Additionally, AB 1561 provides other amendments, which include:
- authorizing the Department of Housing and Community Development to require a local government’s housing element to include an analysis of governmental constraints upon the development of housing for persons with a characteristic identified in the Unruh Civil Rights Act (sex, race, color, religion, ancestry, national origin, disability, medical condition, genetic information, marital status, sexual orientation, citizenship, primary language, or immigration status); and
- extending the otherwise applicable timeframe for a Native American tribe to respond to a lead agency request for consultation pursuant to AB 52 by 30 days for any housing development project application completed between March 4, 2020, and December 31, 2021.
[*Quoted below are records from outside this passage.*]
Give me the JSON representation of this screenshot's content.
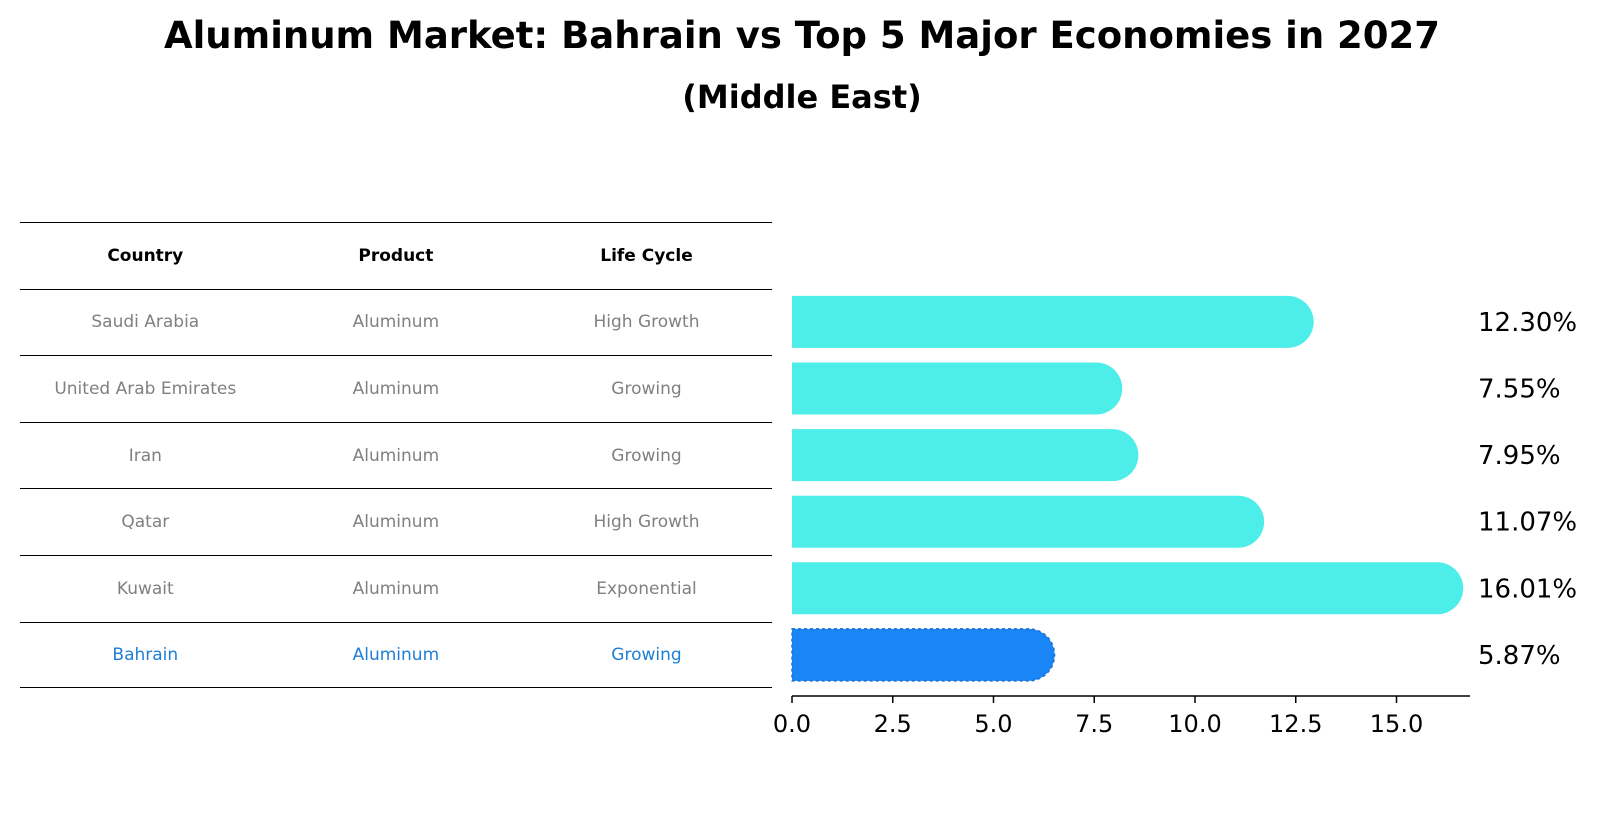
{
  "title": "Aluminum Market: Bahrain vs Top 5 Major Economies in 2027",
  "subtitle": "(Middle East)",
  "table": {
    "headers": [
      "Country",
      "Product",
      "Life Cycle"
    ],
    "rows": [
      [
        "Saudi Arabia",
        "Aluminum",
        "High Growth"
      ],
      [
        "United Arab Emirates",
        "Aluminum",
        "Growing"
      ],
      [
        "Iran",
        "Aluminum",
        "Growing"
      ],
      [
        "Qatar",
        "Aluminum",
        "High Growth"
      ],
      [
        "Kuwait",
        "Aluminum",
        "Exponential"
      ],
      [
        "Bahrain",
        "Aluminum",
        "Growing"
      ]
    ],
    "highlight_row": 5,
    "highlight_color": "#1e7fd6"
  },
  "chart_data": {
    "type": "bar",
    "orientation": "horizontal",
    "categories": [
      "Saudi Arabia",
      "United Arab Emirates",
      "Iran",
      "Qatar",
      "Kuwait",
      "Bahrain"
    ],
    "values": [
      12.3,
      7.55,
      7.95,
      11.07,
      16.01,
      5.87
    ],
    "value_labels": [
      "12.30%",
      "7.55%",
      "7.95%",
      "11.07%",
      "16.01%",
      "5.87%"
    ],
    "xlim": [
      0,
      16.9
    ],
    "xticks": [
      "0.0",
      "2.5",
      "5.0",
      "7.5",
      "10.0",
      "12.5",
      "15.0"
    ],
    "xtick_values": [
      0,
      2.5,
      5,
      7.5,
      10,
      12.5,
      15
    ],
    "bar_color": "#4deeea",
    "highlight_color": "#1a85f5",
    "highlight_index": 5,
    "grid": false
  }
}
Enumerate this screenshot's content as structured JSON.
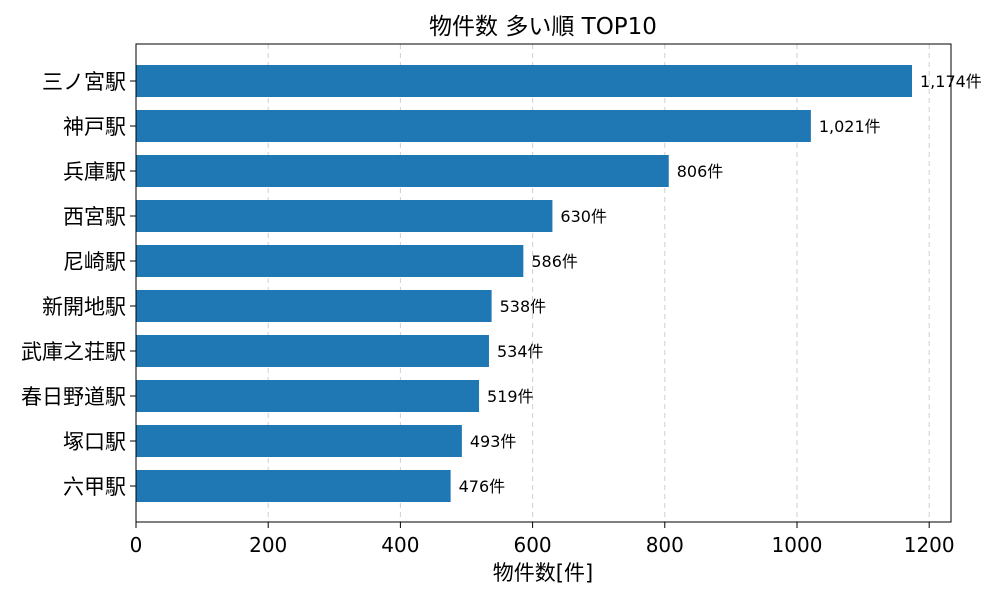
{
  "chart_data": {
    "type": "bar",
    "orientation": "horizontal",
    "title": "物件数 多い順 TOP10",
    "xlabel": "物件数[件]",
    "ylabel": "",
    "categories": [
      "三ノ宮駅",
      "神戸駅",
      "兵庫駅",
      "西宮駅",
      "尼崎駅",
      "新開地駅",
      "武庫之荘駅",
      "春日野道駅",
      "塚口駅",
      "六甲駅"
    ],
    "values": [
      1174,
      1021,
      806,
      630,
      586,
      538,
      534,
      519,
      493,
      476
    ],
    "data_labels": [
      "1,174件",
      "1,021件",
      "806件",
      "630件",
      "586件",
      "538件",
      "534件",
      "519件",
      "493件",
      "476件"
    ],
    "xlim": [
      0,
      1233
    ],
    "xticks": [
      0,
      200,
      400,
      600,
      800,
      1000,
      1200
    ],
    "xtick_labels": [
      "0",
      "200",
      "400",
      "600",
      "800",
      "1000",
      "1200"
    ],
    "grid": "x",
    "bar_color": "#1f77b4"
  }
}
AB 1851 (Wicks) – AB 1851 reduces parking requirements for housing development projects that are located on one or more contiguous parcels that are owned by a religious institution, qualify as being near co-located religious-use parking, and qualify for a density bonus under the state’s Density Bonus Law. Among other things, this bill also allows the remaining religious-use parking spaces to count toward the parking required for the housing development project. The bill also prohibits a local agency from denying a proposed religious institution affiliated housing development project solely on the basis that the project will reduce the total number of parking spaces available at the place of worship, provided that the total reduction does not exceed 50 percent of existing spaces.
Conclusion
Although the 2020 legislative session was not a blockbuster year for housing supply legislative fixes, the California Legislature did give residential developers a few useful tools for permit streamlining and other relief. The pandemic was simply too much of a justifiable distraction for the legislation many of us expected or hoped to see. We anticipate that the Legislature will reconsider in the next legislative session some of the bills that did not cross the finish line this year. With the pandemic still raging in many regions of the state, however, it is far from certain the 2021 legislative session will be much different from the 2020 session.